I had a teacher who always encouraged us to approach an improv scene with a beginner’s mind.

Don’t worry…I wasn’t sure what a beginner mind was either. Here….one second…let me find the definition….

….here it is….

It refers to having an attitude of openness, eagerness, and lack of preconceptions when studying, even at an advanced level, just as a beginner would.

Having a BM….hmmm….that’s not the best initialism. Beginner’s Mind…that’s better…helps you tap into creativity and let go of judgment. It’s very common to get anxious in a scene, especially when you’re new to improv. You have high expectations of yourself and want people to like what you’re doing. Or, maybe you don’t approach a scene like that, and I’m just outing myself and how I began improv.

How often have you walked into a new situation with an expectation you’re already an expert…or at the very least should be better?

I battle that feeling in so many new situations. In fact, it’s a fantastic reason to try new activities. It’s the practice vehicle. Letting go of preconceptions and expectations begins now.

Well, at least that’s the hope….but it doesn’t always work. For instance, I recently started yoga, and I’m…well….I’m new. That guy flailing in the back, who can’t Half Moon? That’s me!

BUT, there is one pose I can do….Tree Pose baby! Someone says Tree Pose, and I thank the yoga gods, because I know at least for the next 15 seconds I’ll look good. Well, until last week. Last week I heard that magical phrase, “move into Tree Pose,“ and I tried…but I failed. My foot wouldn’t listen, it wouldn’t stay where it needed to, and I would fall and catch myself. I began to panic. I thought people were noticing, and I wanted to assure myself I wasn’t bad…so I tried to put my feet even higher on my thigh, but that made me fall again! It was a horrible cycle. I tried harder and failed and judged myself and tried again. It was an awful cycle.

And then I realized, this is improv, and I just need to tap into beginner mind. I’m new to yoga, I’m a beginner, and I have that beginner anxiety, and that need to impress. I was judging myself and not letting the pose happen. I needed to let go of preconceptions of how “good“ I should be. I felt this urge to PROVE I deserve to be there.

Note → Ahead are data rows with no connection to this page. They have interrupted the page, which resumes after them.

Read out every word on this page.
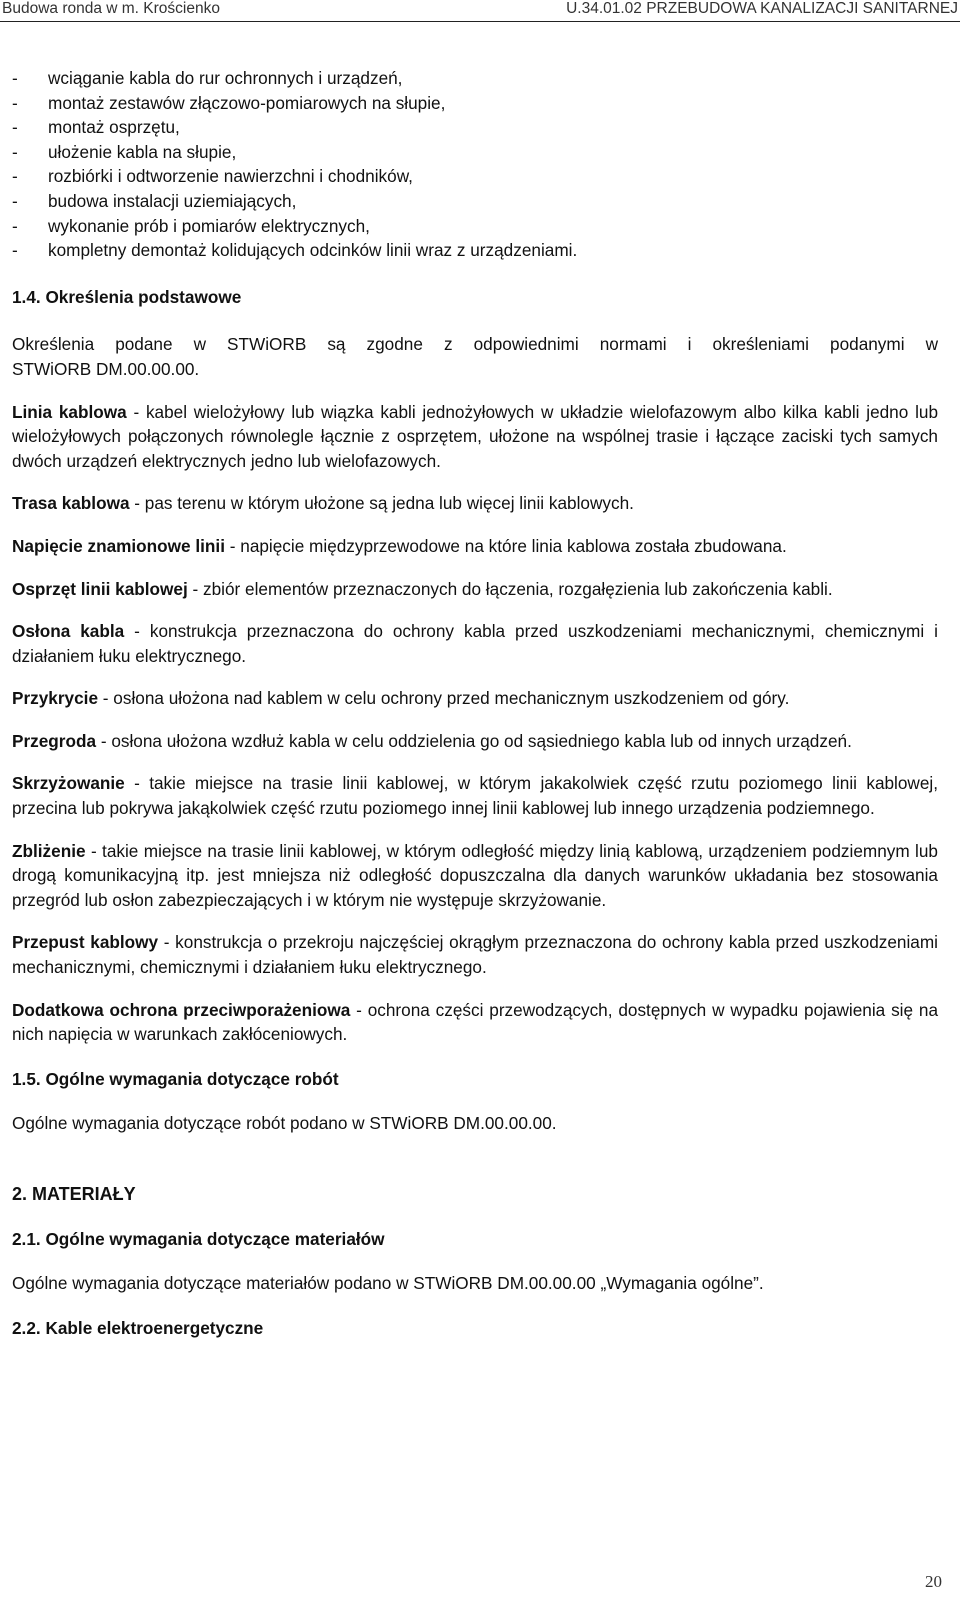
Budowa ronda w m. Krościenko	U.34.01.02 PRZEBUDOWA KANALIZACJI SANITARNEJ
- wciąganie kabla do rur ochronnych i urządzeń,
- montaż zestawów złączowo-pomiarowych na słupie,
- montaż osprzętu,
- ułożenie kabla na słupie,
- rozbiórki i odtworzenie nawierzchni i chodników,
- budowa instalacji uziemiających,
- wykonanie prób i pomiarów elektrycznych,
- kompletny demontaż kolidujących odcinków linii wraz z urządzeniami.

1.4. Określenia podstawowe

Określenia podane w STWiORB są zgodne z odpowiednimi normami i określeniami podanymi w

STWiORB DM.00.00.00.

Linia kablowa - kabel wielożyłowy lub wiązka kabli jednożyłowych w układzie wielofazowym albo kilka kabli jedno lub wielożyłowych połączonych równolegle łącznie z osprzętem, ułożone na wspólnej trasie i łączące zaciski tych samych dwóch urządzeń elektrycznych jedno lub wielofazowych.

Trasa kablowa - pas terenu w którym ułożone są jedna lub więcej linii kablowych.

Napięcie znamionowe linii - napięcie międzyprzewodowe na które linia kablowa została zbudowana.

Osprzęt linii kablowej - zbiór elementów przeznaczonych do łączenia, rozgałęzienia lub zakończenia kabli.

Osłona kabla - konstrukcja przeznaczona do ochrony kabla przed uszkodzeniami mechanicznymi, chemicznymi i działaniem łuku elektrycznego.

Przykrycie - osłona ułożona nad kablem w celu ochrony przed mechanicznym uszkodzeniem od góry.

Przegroda - osłona ułożona wzdłuż kabla w celu oddzielenia go od sąsiedniego kabla lub od innych urządzeń.

Skrzyżowanie - takie miejsce na trasie linii kablowej, w którym jakakolwiek część rzutu poziomego linii kablowej, przecina lub pokrywa jakąkolwiek część rzutu poziomego innej linii kablowej lub innego urządzenia podziemnego.

Zbliżenie - takie miejsce na trasie linii kablowej, w którym odległość między linią kablową, urządzeniem podziemnym lub drogą komunikacyjną itp. jest mniejsza niż odległość dopuszczalna dla danych warunków układania bez stosowania przegród lub osłon zabezpieczających i w którym nie występuje skrzyżowanie.

Przepust kablowy - konstrukcja o przekroju najczęściej okrągłym przeznaczona do ochrony kabla przed uszkodzeniami mechanicznymi, chemicznymi i działaniem łuku elektrycznego.

Dodatkowa ochrona przeciwporażeniowa - ochrona części przewodzących, dostępnych w wypadku pojawienia się na nich napięcia w warunkach zakłóceniowych.

1.5. Ogólne wymagania dotyczące robót

Ogólne wymagania dotyczące robót podano w STWiORB DM.00.00.00.

2. MATERIAŁY

2.1. Ogólne wymagania dotyczące materiałów

Ogólne wymagania dotyczące materiałów podano w STWiORB DM.00.00.00 „Wymagania ogólne”.

2.2. Kable elektroenergetyczne

20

Like an improv scene, just give the pose what you are capable of in that moment and keep moving. My pose ability will change over time and practice, just like our improv.

And..when I did that, I was able to hit the pose with no problem.

I’m glad it happened. I’m glad I felt that panic, and “failure.“ After years of improvising I don’t feel that panic often onstage, but going through it again helps me understand the new improviser’s mindset. It helps me teach someone to let go of beginner panic and replace it with a beginner mind.